Coca-Cola is volgens de rechter aansprakelijk voor de zware verwondingen van een Belgische vrouw die nietsvermoedend een flesje Chaudfontaine-water dronk waarin zinkchloride bleek te zitten.
De vrouw had het flesje meegenomen uit de voorraadkast van haar ouders. Ze belandde in het ziekenhuis met zware interne brandwonden. Haar maag en galblaas moesten verwijderd worden. Uit onderzoek bleek dat het flesje zinkchloride bevatte, een zuur dat onder meer gebruikt wordt om te solderen. Hoe de bijtende stof in het flesje was geraakt, is nog altijd niet duidelijk.

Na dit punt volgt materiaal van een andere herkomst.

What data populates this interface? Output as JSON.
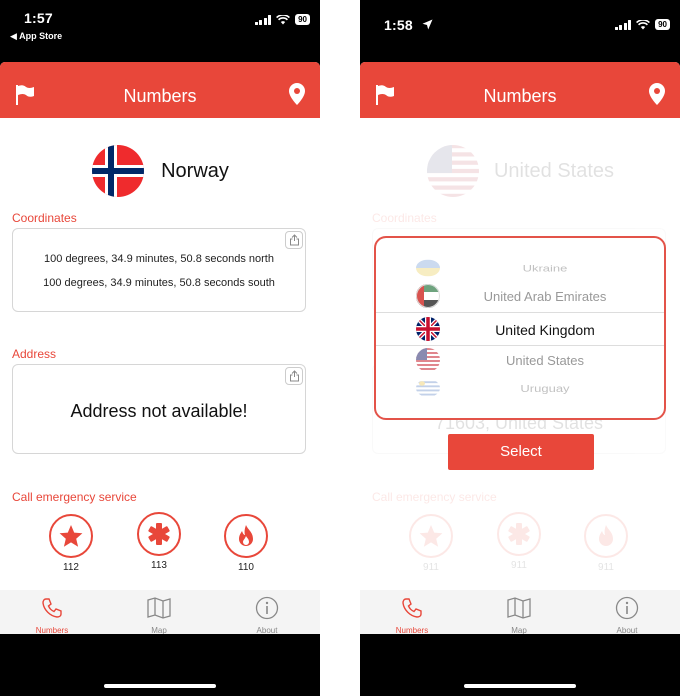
{
  "left": {
    "status": {
      "time": "1:57",
      "back_label": "◀ App Store",
      "battery": "90"
    },
    "nav": {
      "title": "Numbers"
    },
    "country": {
      "name": "Norway"
    },
    "coordinates": {
      "label": "Coordinates",
      "line1": "100 degrees, 34.9 minutes, 50.8 seconds north",
      "line2": "100 degrees, 34.9 minutes, 50.8 seconds south"
    },
    "address": {
      "label": "Address",
      "text": "Address not available!"
    },
    "emergency": {
      "label": "Call emergency service",
      "services": [
        {
          "icon": "star-icon",
          "number": "112"
        },
        {
          "icon": "medical-icon",
          "number": "113"
        },
        {
          "icon": "fire-icon",
          "number": "110"
        }
      ]
    },
    "tabs": [
      {
        "label": "Numbers",
        "icon": "phone-icon",
        "active": true
      },
      {
        "label": "Map",
        "icon": "map-icon",
        "active": false
      },
      {
        "label": "About",
        "icon": "info-icon",
        "active": false
      }
    ]
  },
  "right": {
    "status": {
      "time": "1:58",
      "battery": "90"
    },
    "nav": {
      "title": "Numbers"
    },
    "country": {
      "name": "United States"
    },
    "coordinates": {
      "label": "Coordinates"
    },
    "address": {
      "text": "71603, United States"
    },
    "emergency": {
      "label": "Call emergency service",
      "services": [
        {
          "icon": "star-icon",
          "number": "911"
        },
        {
          "icon": "medical-icon",
          "number": "911"
        },
        {
          "icon": "fire-icon",
          "number": "911"
        }
      ]
    },
    "picker": {
      "items": [
        "Ukraine",
        "United Arab Emirates",
        "United Kingdom",
        "United States",
        "Uruguay"
      ],
      "selected": "United Kingdom"
    },
    "select_label": "Select",
    "tabs": [
      {
        "label": "Numbers",
        "icon": "phone-icon",
        "active": true
      },
      {
        "label": "Map",
        "icon": "map-icon",
        "active": false
      },
      {
        "label": "About",
        "icon": "info-icon",
        "active": false
      }
    ]
  },
  "colors": {
    "accent": "#e8473a",
    "border": "#d6d6d6"
  }
}
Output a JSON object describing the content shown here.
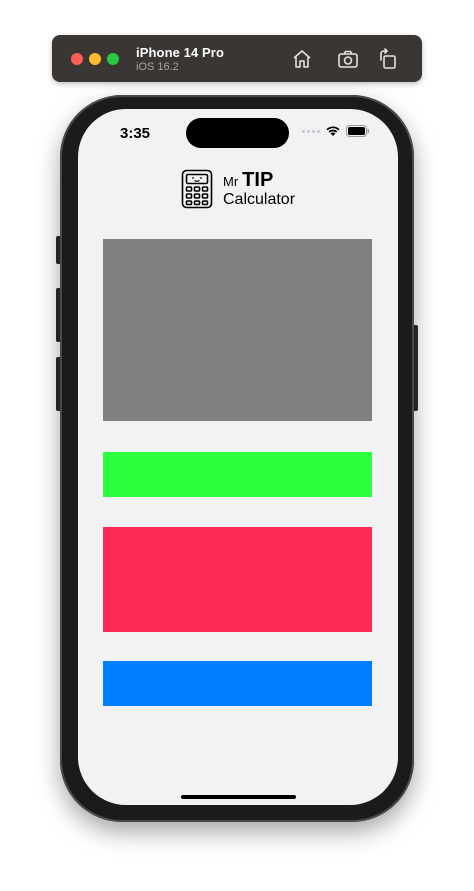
{
  "simulator": {
    "device_name": "iPhone 14 Pro",
    "os_version": "iOS 16.2",
    "icons": [
      "home-icon",
      "screenshot-camera-icon",
      "rotate-icon"
    ]
  },
  "status_bar": {
    "time": "3:35",
    "icons": [
      "cellular-dots-icon",
      "wifi-icon",
      "battery-icon"
    ]
  },
  "logo": {
    "prefix": "Mr",
    "title": "TIP",
    "subtitle": "Calculator",
    "icon": "calculator-icon"
  },
  "blocks": [
    {
      "name": "gray",
      "color": "#808080"
    },
    {
      "name": "green",
      "color": "#2bfe3c"
    },
    {
      "name": "red",
      "color": "#fe2c54"
    },
    {
      "name": "blue",
      "color": "#007fff"
    }
  ]
}
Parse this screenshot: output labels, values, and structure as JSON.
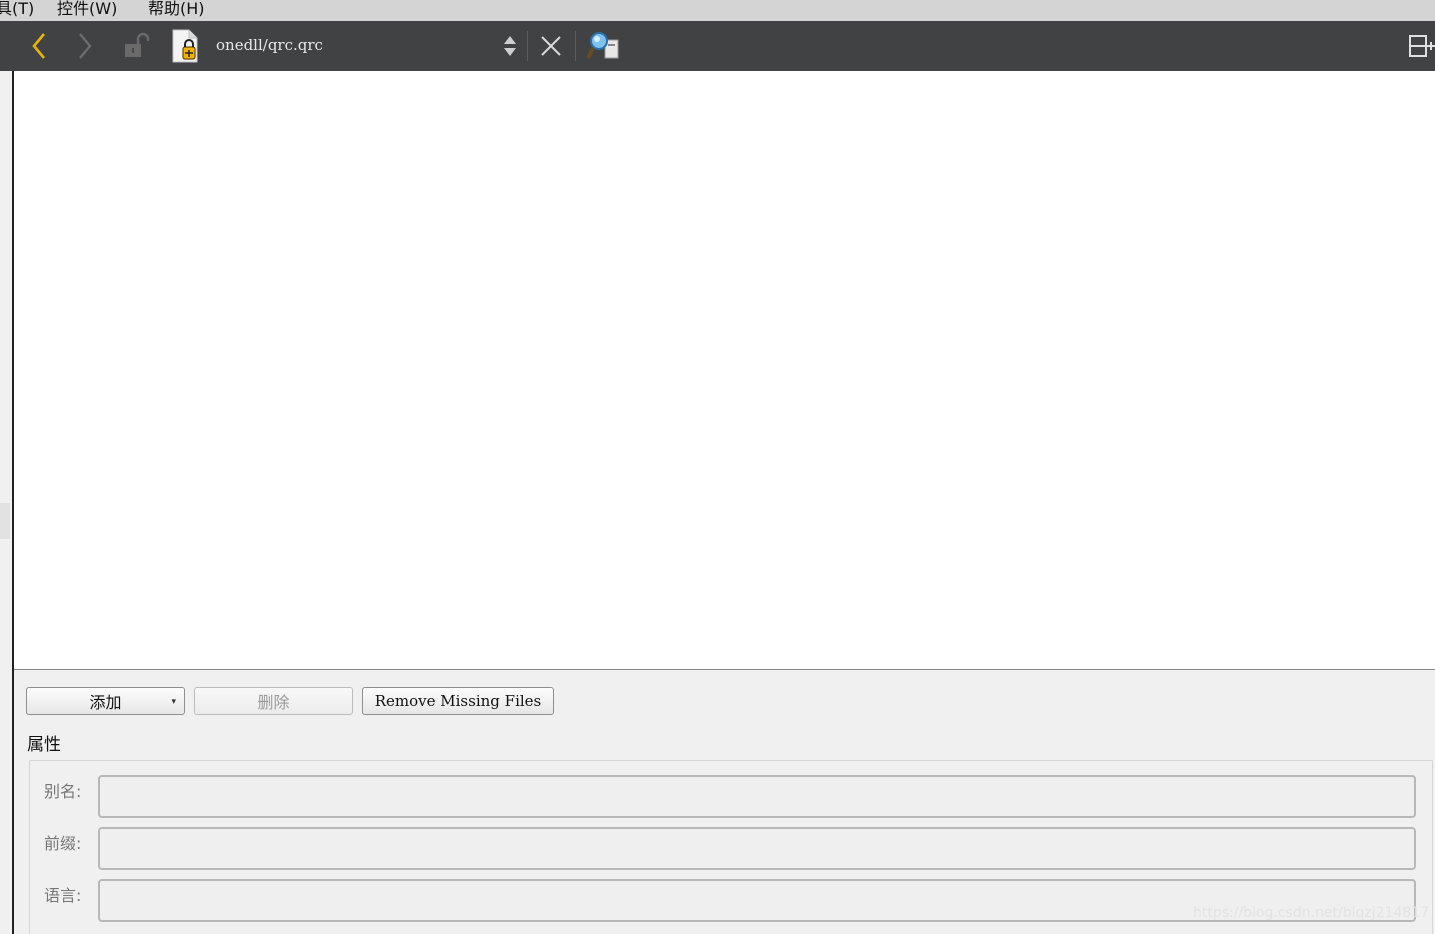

Over de andere flesjes uit dezelfde partij - 1.659.000 exemplaren - kwamen geen klachten.
Coca Cola heeft niet aannemelijk kunnen maken dat een ander dan de fabrikant (Chaudfontaine is van Coca Cola) het gif in het flesje heeft gestopt.Coca-Cola bracht een aantal argumenten aan, zoals het productieproces dat volledig automatisch verloopt en waarbij geen zinkchloride gebruikt wordt. Een laborant van Coca-Cola verklaarde in het dossier echter dat sabotage nooit uitgesloten kan worden. De rechter gaat de schadevergoeding later bepalen.